O projeto desta pesquisa foi submetido ao Comitê de Ética em Pesquisa envolvendo Seres Humanos da Universidade Estadual de Montes Claros (Unimontes), tendo sido avaliado e aprovado mediante o parecer do processo de número 1.186/08 e conduzido dentro dos preceitos éticos vigentes. Para a realização da pesquisa, foi utilizado um Termo de Consentimento Livre e Esclarecido. Todos os sujeitos abordados foram inicialmente informados quanto à identificação dos entrevistadores, aos objetivos da pesquisa, a não obrigatoriedade de participação e à possibilidade de abandono do projeto a qualquer momento. Os problemas de saúde dos idosos avaliados foram considerados pelo acesso a atendimento na própria ESF. Aqueles identificados com sintomas depressivos foram encaminhados para o CRASI para avaliação clínica complementar de acordo com os critérios do DSM-IV19. Os idosos que, por fim, obtiveram diagnóstico de depressão receberam tratamento medicamentoso e acompanhamento médico e psicológico específicos.

A análise dos dados foi realizada empregando o software estatístico SPSS®, versão 15.0 para Windows®. Inicialmente, foi realizada análise descritiva dos dados. Em seguida, investigou-se a existência de associação estatística entre a variável dependente presença de sintomas depressivos e as variáveis independentes, relativas à capacidade funcional e aspectos biopsicossociais. Para tanto, foram conduzidas análises bivariadas (teste do qui-quadrado de Pearson) e análises multivariadas, por meio de regressão de Poisson, e estimadas as razões de prevalência com seus respectivos intervalos de confiança de 95% e valores de p. As variáveis que apresentaram níveis descritivos (valores de p) menores que 0,25 na análise bivariada foram incluídas na análise multivariada seguindo a ordem decrescente do nível descritivo20. O modelo final foi composto pelos fatores que permaneceram associados aos sintomas depressivos ao nível de 0,05 (p < 0,05).

RESULTADOS

Foi avaliado um total de 258 idosos cadastrados pela ESF Cintra II. Dos 314 indivíduos inicialmente pertencentes ao universo do estudo, 30 não foram encontrados em seus domicílios após três tentativas, 10 mudaram-se, 10 negaram-se a participar e 6 faleceram durante a coleta de dados da pesquisa. As idades variaram entre 60 e 98 anos, com média de 71,1 anos (DP = ± 8,08). Dos idosos avaliados, 168 foram do sexo feminino, representando quase dois terços da população estudada (65,1%). A maior parte dos entrevistados demonstrou o seguinte perfil: idade entre 60 e 80 anos (83,7%); primário completo (45,3%); casados ou com relacionamento estável (49,2%); morando com 2 até 4 pessoas (48,4%); aposentados (65,9%); renda familiar até 1 salário-mínimo (35,2%); relatando alimentar-se bem (85,3%); apresentando algum problema de saúde (86,0%) e usando 2 até 3 medicamentos (46,9%). A maioria dos idosos também negou a perda de parente ou companheiro nos últimos meses (69,9%) e que apresenta dificuldade para dormir (64,3%). A distribuição das variáveis relativas aos aspectos biopsicossociais encontra-se na tabela 1.

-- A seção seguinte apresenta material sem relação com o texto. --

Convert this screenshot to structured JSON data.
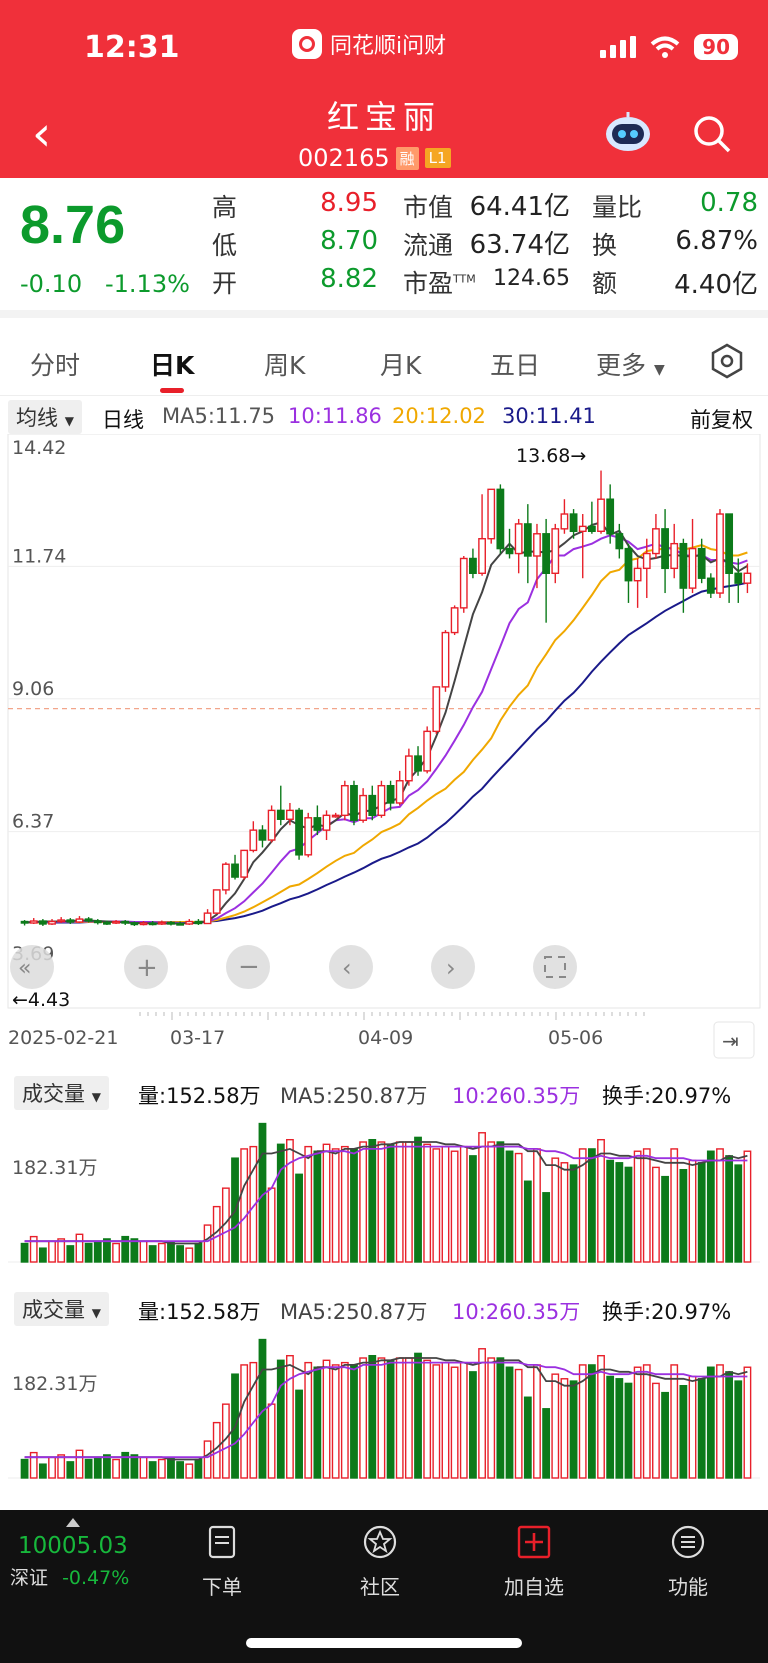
{
  "status": {
    "time": "12:31",
    "app": "同花顺i问财",
    "battery": "90"
  },
  "nav": {
    "title": "红宝丽",
    "code": "002165",
    "tag1": "融",
    "tag2": "L1"
  },
  "quote": {
    "price": "8.76",
    "change": "-0.10",
    "change_pct": "-1.13%",
    "high_label": "高",
    "high": "8.95",
    "low_label": "低",
    "low": "8.70",
    "open_label": "开",
    "open": "8.82",
    "mktcap_label": "市值",
    "mktcap": "64.41亿",
    "float_label": "流通",
    "float": "63.74亿",
    "pe_label": "市盈",
    "pe_sup": "TTM",
    "pe": "124.65",
    "volratio_label": "量比",
    "volratio": "0.78",
    "turnover_label": "换",
    "turnover": "6.87%",
    "amount_label": "额",
    "amount": "4.40亿"
  },
  "tabs": [
    "分时",
    "日K",
    "周K",
    "月K",
    "五日",
    "更多"
  ],
  "ma_bar": {
    "selector": "均线",
    "period": "日线",
    "ma5": "MA5:11.75",
    "ma10": "10:11.86",
    "ma20": "20:12.02",
    "ma30": "30:11.41",
    "adjust": "前复权"
  },
  "kline": {
    "y_labels": [
      "14.42",
      "11.74",
      "9.06",
      "6.37",
      "3.69"
    ],
    "x_labels": [
      "2025-02-21",
      "03-17",
      "04-09",
      "05-06"
    ],
    "max_note": "13.68→",
    "min_note": "←4.43"
  },
  "volume_panels": [
    {
      "selector": "成交量",
      "vol": "量:152.58万",
      "ma5": "MA5:250.87万",
      "ma10": "10:260.35万",
      "turnover": "换手:20.97%",
      "y_label": "182.31万"
    },
    {
      "selector": "成交量",
      "vol": "量:152.58万",
      "ma5": "MA5:250.87万",
      "ma10": "10:260.35万",
      "turnover": "换手:20.97%",
      "y_label": "182.31万"
    }
  ],
  "bottom": {
    "index_value": "10005.03",
    "index_name": "深证",
    "index_change": "-0.47%",
    "items": [
      "下单",
      "社区",
      "加自选",
      "功能"
    ]
  },
  "colors": {
    "up": "#e8202a",
    "down": "#0c7a1a",
    "ma5": "#444444",
    "ma10": "#9b30e0",
    "ma20": "#f0a800",
    "ma30": "#1a1a8a"
  },
  "chart_data": {
    "type": "candlestick",
    "title": "",
    "candles": [
      [
        4.55,
        4.52,
        4.58,
        4.47
      ],
      [
        4.52,
        4.56,
        4.62,
        4.5
      ],
      [
        4.56,
        4.5,
        4.6,
        4.46
      ],
      [
        4.5,
        4.55,
        4.6,
        4.48
      ],
      [
        4.55,
        4.58,
        4.64,
        4.52
      ],
      [
        4.58,
        4.54,
        4.62,
        4.5
      ],
      [
        4.54,
        4.6,
        4.66,
        4.52
      ],
      [
        4.6,
        4.56,
        4.64,
        4.53
      ],
      [
        4.56,
        4.53,
        4.6,
        4.49
      ],
      [
        4.53,
        4.52,
        4.57,
        4.48
      ],
      [
        4.52,
        4.55,
        4.58,
        4.5
      ],
      [
        4.55,
        4.52,
        4.58,
        4.48
      ],
      [
        4.52,
        4.5,
        4.55,
        4.46
      ],
      [
        4.5,
        4.52,
        4.56,
        4.47
      ],
      [
        4.52,
        4.5,
        4.56,
        4.47
      ],
      [
        4.5,
        4.53,
        4.57,
        4.48
      ],
      [
        4.53,
        4.51,
        4.56,
        4.47
      ],
      [
        4.51,
        4.5,
        4.55,
        4.47
      ],
      [
        4.5,
        4.55,
        4.6,
        4.48
      ],
      [
        4.55,
        4.51,
        4.6,
        4.48
      ],
      [
        4.51,
        4.72,
        4.8,
        4.5
      ],
      [
        4.72,
        5.19,
        5.19,
        4.7
      ],
      [
        5.19,
        5.71,
        5.75,
        5.1
      ],
      [
        5.71,
        5.45,
        5.9,
        5.4
      ],
      [
        5.45,
        5.99,
        6.0,
        5.4
      ],
      [
        5.99,
        6.4,
        6.58,
        5.95
      ],
      [
        6.4,
        6.2,
        6.5,
        6.05
      ],
      [
        6.2,
        6.8,
        6.9,
        6.15
      ],
      [
        6.8,
        6.62,
        7.3,
        6.5
      ],
      [
        6.62,
        6.8,
        6.95,
        6.5
      ],
      [
        6.8,
        5.9,
        6.85,
        5.8
      ],
      [
        5.9,
        6.65,
        6.75,
        5.85
      ],
      [
        6.65,
        6.4,
        6.9,
        6.3
      ],
      [
        6.4,
        6.7,
        6.8,
        6.2
      ],
      [
        6.7,
        6.7,
        6.75,
        6.65
      ],
      [
        6.7,
        7.3,
        7.4,
        6.6
      ],
      [
        7.3,
        6.6,
        7.4,
        6.5
      ],
      [
        6.6,
        7.1,
        7.25,
        6.55
      ],
      [
        7.1,
        6.7,
        7.3,
        6.6
      ],
      [
        6.7,
        7.3,
        7.4,
        6.65
      ],
      [
        7.3,
        6.95,
        7.4,
        6.8
      ],
      [
        6.95,
        7.4,
        7.6,
        6.9
      ],
      [
        7.4,
        7.9,
        8.05,
        7.3
      ],
      [
        7.9,
        7.6,
        8.1,
        7.5
      ],
      [
        7.6,
        8.4,
        8.5,
        7.55
      ],
      [
        8.4,
        9.3,
        9.3,
        8.35
      ],
      [
        9.3,
        10.4,
        10.45,
        9.2
      ],
      [
        10.4,
        10.9,
        10.95,
        10.35
      ],
      [
        10.9,
        11.9,
        11.95,
        10.8
      ],
      [
        11.9,
        11.6,
        12.1,
        11.5
      ],
      [
        11.6,
        12.3,
        13.2,
        11.55
      ],
      [
        12.3,
        13.3,
        13.3,
        12.2
      ],
      [
        13.3,
        12.1,
        13.4,
        12.0
      ],
      [
        12.1,
        12.0,
        12.5,
        11.9
      ],
      [
        12.0,
        12.6,
        12.7,
        11.6
      ],
      [
        12.6,
        11.95,
        13.0,
        11.4
      ],
      [
        11.95,
        12.4,
        12.6,
        11.3
      ],
      [
        12.4,
        11.6,
        12.7,
        10.6
      ],
      [
        11.6,
        12.5,
        12.6,
        11.4
      ],
      [
        12.5,
        12.8,
        13.1,
        12.4
      ],
      [
        12.8,
        12.45,
        12.9,
        12.3
      ],
      [
        12.45,
        12.55,
        12.8,
        11.5
      ],
      [
        12.55,
        12.45,
        13.05,
        12.4
      ],
      [
        12.45,
        13.1,
        13.68,
        12.4
      ],
      [
        13.1,
        12.4,
        13.4,
        12.2
      ],
      [
        12.4,
        12.1,
        12.6,
        11.9
      ],
      [
        12.1,
        11.45,
        12.2,
        11.0
      ],
      [
        11.45,
        11.7,
        11.9,
        10.9
      ],
      [
        11.7,
        12.0,
        12.3,
        11.1
      ],
      [
        12.0,
        12.5,
        12.8,
        11.9
      ],
      [
        12.5,
        11.7,
        12.9,
        11.2
      ],
      [
        11.7,
        12.2,
        12.6,
        11.5
      ],
      [
        12.2,
        11.3,
        12.3,
        10.8
      ],
      [
        11.3,
        12.1,
        12.7,
        11.2
      ],
      [
        12.1,
        11.5,
        12.3,
        11.4
      ],
      [
        11.5,
        11.2,
        11.6,
        11.1
      ],
      [
        11.2,
        12.8,
        12.9,
        11.1
      ],
      [
        12.8,
        11.6,
        12.8,
        11.0
      ],
      [
        11.6,
        11.4,
        11.9,
        11.0
      ],
      [
        11.4,
        11.6,
        11.8,
        11.2
      ]
    ],
    "ma5": [
      4.53,
      4.54,
      4.55,
      4.55,
      4.55,
      4.56,
      4.57,
      4.57,
      4.56,
      4.55,
      4.54,
      4.53,
      4.52,
      4.52,
      4.51,
      4.51,
      4.51,
      4.51,
      4.52,
      4.52,
      4.56,
      4.69,
      4.92,
      5.12,
      5.41,
      5.75,
      5.95,
      6.17,
      6.42,
      6.6,
      6.5,
      6.43,
      6.51,
      6.47,
      6.6,
      6.75,
      6.69,
      6.78,
      6.8,
      6.9,
      6.99,
      7.05,
      7.43,
      7.63,
      7.87,
      8.3,
      8.78,
      9.42,
      10.1,
      10.77,
      11.22,
      11.77,
      11.99,
      12.2,
      12.0,
      12.04,
      12.04,
      12.02,
      12.07,
      12.21,
      12.37,
      12.45,
      12.58,
      12.63,
      12.38,
      12.46,
      12.16,
      11.95,
      11.88,
      11.91,
      11.96,
      11.97,
      11.95,
      11.94,
      11.97,
      11.82,
      11.9,
      11.82,
      11.64,
      11.75
    ],
    "ma10": [
      4.53,
      4.54,
      4.54,
      4.54,
      4.54,
      4.54,
      4.55,
      4.55,
      4.55,
      4.55,
      4.55,
      4.55,
      4.54,
      4.54,
      4.54,
      4.53,
      4.53,
      4.52,
      4.52,
      4.52,
      4.55,
      4.61,
      4.72,
      4.82,
      4.96,
      5.14,
      5.32,
      5.54,
      5.77,
      5.97,
      6.03,
      6.19,
      6.34,
      6.49,
      6.6,
      6.62,
      6.56,
      6.64,
      6.64,
      6.75,
      6.85,
      6.87,
      7.1,
      7.21,
      7.39,
      7.64,
      7.91,
      8.21,
      8.53,
      8.89,
      9.2,
      9.66,
      10.12,
      10.59,
      10.88,
      11.01,
      11.48,
      11.71,
      11.96,
      11.96,
      12.09,
      12.14,
      12.2,
      12.3,
      12.37,
      12.32,
      12.24,
      12.09,
      12.14,
      12.2,
      12.12,
      12.09,
      11.97,
      11.95,
      11.97,
      11.87,
      11.87,
      11.82,
      11.79,
      11.86
    ],
    "ma20": [
      4.53,
      4.53,
      4.53,
      4.54,
      4.54,
      4.54,
      4.54,
      4.54,
      4.54,
      4.54,
      4.54,
      4.54,
      4.54,
      4.54,
      4.54,
      4.54,
      4.54,
      4.54,
      4.54,
      4.54,
      4.55,
      4.58,
      4.63,
      4.68,
      4.75,
      4.84,
      4.94,
      5.04,
      5.15,
      5.26,
      5.3,
      5.41,
      5.53,
      5.66,
      5.78,
      5.88,
      5.94,
      6.09,
      6.21,
      6.36,
      6.44,
      6.53,
      6.72,
      6.85,
      7.0,
      7.13,
      7.24,
      7.42,
      7.58,
      7.82,
      8.03,
      8.26,
      8.62,
      8.9,
      9.14,
      9.33,
      9.69,
      9.96,
      10.25,
      10.43,
      10.65,
      10.9,
      11.16,
      11.44,
      11.62,
      11.67,
      11.86,
      11.9,
      12.05,
      12.08,
      12.1,
      12.13,
      12.08,
      12.12,
      12.17,
      12.09,
      12.06,
      11.96,
      11.96,
      12.02
    ],
    "ma30": [
      4.53,
      4.53,
      4.53,
      4.53,
      4.53,
      4.53,
      4.53,
      4.54,
      4.54,
      4.54,
      4.54,
      4.54,
      4.54,
      4.54,
      4.54,
      4.54,
      4.54,
      4.54,
      4.54,
      4.54,
      4.55,
      4.56,
      4.59,
      4.62,
      4.66,
      4.71,
      4.77,
      4.85,
      4.92,
      5.0,
      5.05,
      5.12,
      5.2,
      5.29,
      5.37,
      5.46,
      5.54,
      5.63,
      5.73,
      5.82,
      5.88,
      5.96,
      6.05,
      6.13,
      6.25,
      6.4,
      6.54,
      6.71,
      6.89,
      7.08,
      7.24,
      7.45,
      7.65,
      7.84,
      8.04,
      8.24,
      8.44,
      8.61,
      8.82,
      9.02,
      9.18,
      9.38,
      9.61,
      9.81,
      10.0,
      10.18,
      10.35,
      10.47,
      10.59,
      10.72,
      10.84,
      10.94,
      11.04,
      11.14,
      11.23,
      11.27,
      11.31,
      11.34,
      11.37,
      11.41
    ],
    "volume": [
      0.8,
      1.1,
      0.6,
      0.9,
      1.0,
      0.7,
      1.2,
      0.8,
      0.9,
      1.0,
      0.8,
      1.1,
      1.0,
      0.9,
      0.7,
      0.8,
      0.9,
      0.7,
      0.6,
      0.8,
      1.6,
      2.4,
      3.2,
      4.5,
      4.9,
      5.0,
      6.0,
      3.2,
      5.1,
      5.3,
      3.8,
      5.0,
      4.8,
      5.1,
      4.9,
      5.0,
      4.9,
      5.2,
      5.3,
      5.2,
      5.1,
      5.2,
      5.2,
      5.4,
      5.1,
      4.9,
      5.0,
      4.8,
      5.0,
      4.6,
      5.6,
      5.2,
      5.2,
      4.8,
      4.7,
      3.5,
      4.9,
      3.0,
      4.5,
      4.3,
      4.2,
      4.9,
      4.9,
      5.3,
      4.4,
      4.3,
      4.1,
      4.8,
      4.9,
      4.1,
      3.7,
      4.9,
      4.0,
      4.4,
      4.3,
      4.8,
      4.9,
      4.6,
      4.2,
      4.8
    ],
    "vol_ma5": [
      0.9,
      0.9,
      0.9,
      0.9,
      0.9,
      0.9,
      0.9,
      0.9,
      0.9,
      0.9,
      0.9,
      0.9,
      0.9,
      0.9,
      0.9,
      0.9,
      0.8,
      0.8,
      0.8,
      0.8,
      1.0,
      1.3,
      1.7,
      2.2,
      3.3,
      4.0,
      4.7,
      4.7,
      4.8,
      4.9,
      4.7,
      4.5,
      4.8,
      4.8,
      4.7,
      4.9,
      4.9,
      5.0,
      5.0,
      5.1,
      5.1,
      5.2,
      5.2,
      5.2,
      5.2,
      5.2,
      5.1,
      5.1,
      5.0,
      4.9,
      5.0,
      5.0,
      5.1,
      5.1,
      5.1,
      4.8,
      4.8,
      4.2,
      4.2,
      4.0,
      4.0,
      4.2,
      4.5,
      4.7,
      4.7,
      4.6,
      4.6,
      4.5,
      4.5,
      4.4,
      4.3,
      4.3,
      4.3,
      4.2,
      4.3,
      4.4,
      4.4,
      4.6,
      4.5,
      4.6
    ],
    "vol_ma10": [
      0.9,
      0.9,
      0.9,
      0.9,
      0.9,
      0.9,
      0.9,
      0.9,
      0.9,
      0.9,
      0.9,
      0.9,
      0.9,
      0.9,
      0.9,
      0.9,
      0.9,
      0.9,
      0.9,
      0.9,
      0.9,
      1.1,
      1.3,
      1.5,
      1.9,
      2.4,
      2.9,
      3.2,
      4.0,
      4.3,
      4.5,
      4.6,
      4.7,
      4.8,
      4.8,
      4.8,
      4.7,
      4.9,
      4.9,
      4.9,
      5.0,
      5.0,
      5.0,
      5.0,
      5.0,
      5.0,
      5.0,
      5.0,
      5.0,
      5.0,
      5.0,
      5.0,
      5.0,
      5.0,
      5.0,
      4.9,
      4.9,
      4.8,
      4.8,
      4.7,
      4.5,
      4.5,
      4.5,
      4.6,
      4.5,
      4.5,
      4.5,
      4.6,
      4.6,
      4.5,
      4.5,
      4.5,
      4.5,
      4.4,
      4.4,
      4.4,
      4.4,
      4.4,
      4.4,
      4.4
    ],
    "ylim": [
      3.69,
      14.42
    ]
  }
}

Os sintomas depressivos foram observados em 54 idosos (20,9%). Com relação às ABVD, a grande maioria dos idosos (96,9%) se apresentou independente. Já para as AIVD, um número expressivo demonstrou dependência funcional: 34 sujeitos (13,2%) (Tabela 2).

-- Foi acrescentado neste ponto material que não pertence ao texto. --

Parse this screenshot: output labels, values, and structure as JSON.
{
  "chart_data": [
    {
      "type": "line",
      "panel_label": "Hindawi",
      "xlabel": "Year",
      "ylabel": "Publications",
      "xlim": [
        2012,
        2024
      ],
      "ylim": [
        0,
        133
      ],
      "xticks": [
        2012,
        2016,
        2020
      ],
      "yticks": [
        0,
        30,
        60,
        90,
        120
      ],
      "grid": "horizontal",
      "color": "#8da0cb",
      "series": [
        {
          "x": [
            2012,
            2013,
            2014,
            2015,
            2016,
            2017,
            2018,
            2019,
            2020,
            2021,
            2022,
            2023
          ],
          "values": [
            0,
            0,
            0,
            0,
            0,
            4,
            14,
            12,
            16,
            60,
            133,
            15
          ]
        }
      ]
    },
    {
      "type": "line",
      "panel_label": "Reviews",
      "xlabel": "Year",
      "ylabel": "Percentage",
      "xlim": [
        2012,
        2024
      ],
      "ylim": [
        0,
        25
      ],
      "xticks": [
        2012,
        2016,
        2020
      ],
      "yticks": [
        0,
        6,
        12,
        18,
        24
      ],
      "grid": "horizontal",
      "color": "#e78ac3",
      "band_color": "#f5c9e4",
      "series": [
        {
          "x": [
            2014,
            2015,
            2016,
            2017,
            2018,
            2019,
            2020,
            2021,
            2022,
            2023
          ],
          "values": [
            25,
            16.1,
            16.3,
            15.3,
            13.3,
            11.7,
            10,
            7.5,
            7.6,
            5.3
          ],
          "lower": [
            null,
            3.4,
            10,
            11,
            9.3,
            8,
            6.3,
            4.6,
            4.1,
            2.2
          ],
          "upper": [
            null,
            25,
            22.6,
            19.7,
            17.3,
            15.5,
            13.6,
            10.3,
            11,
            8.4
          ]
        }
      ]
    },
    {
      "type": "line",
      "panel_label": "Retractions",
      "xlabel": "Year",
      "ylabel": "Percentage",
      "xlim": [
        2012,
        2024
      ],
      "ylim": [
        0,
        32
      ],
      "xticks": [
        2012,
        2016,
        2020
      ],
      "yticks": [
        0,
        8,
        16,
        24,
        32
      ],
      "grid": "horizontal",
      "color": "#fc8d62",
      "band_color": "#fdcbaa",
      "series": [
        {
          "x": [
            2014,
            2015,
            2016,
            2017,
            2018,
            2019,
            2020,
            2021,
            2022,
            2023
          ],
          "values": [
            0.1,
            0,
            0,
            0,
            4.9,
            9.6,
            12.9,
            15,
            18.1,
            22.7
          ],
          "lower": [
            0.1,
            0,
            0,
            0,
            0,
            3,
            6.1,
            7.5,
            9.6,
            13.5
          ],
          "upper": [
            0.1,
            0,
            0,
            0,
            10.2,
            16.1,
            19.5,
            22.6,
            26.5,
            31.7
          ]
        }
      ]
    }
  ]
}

Na análise bivariada, os sintomas depressivos foram significativamente associados com não estar se alimentando bem (p = 0,001), fazer uso de mais de 3 medicamentos (p = 0,004), ter perdido parente ou companheiro nos últimos meses (p = 0,017), apresentar dificuldade para dormir (p = 0,002), dependência parcial para ABVD (p < 0,001) e dependência para AIVD (p < 0,001) (Tabela 3).

Após a análise multivariada, permaneceu significativamente associado com sintomas depressivos apresentar dificuldade para dormir (RP = 2,04) e dependência para AIVD (RP = 3,22) (Tabela 4).

DISCUSSÃO

O presente estudo permitiu avaliar, relativamente aos aspectos estudados, as condições de saúde atuais dos idosos residentes na área de abrangência da ESF Cintra II.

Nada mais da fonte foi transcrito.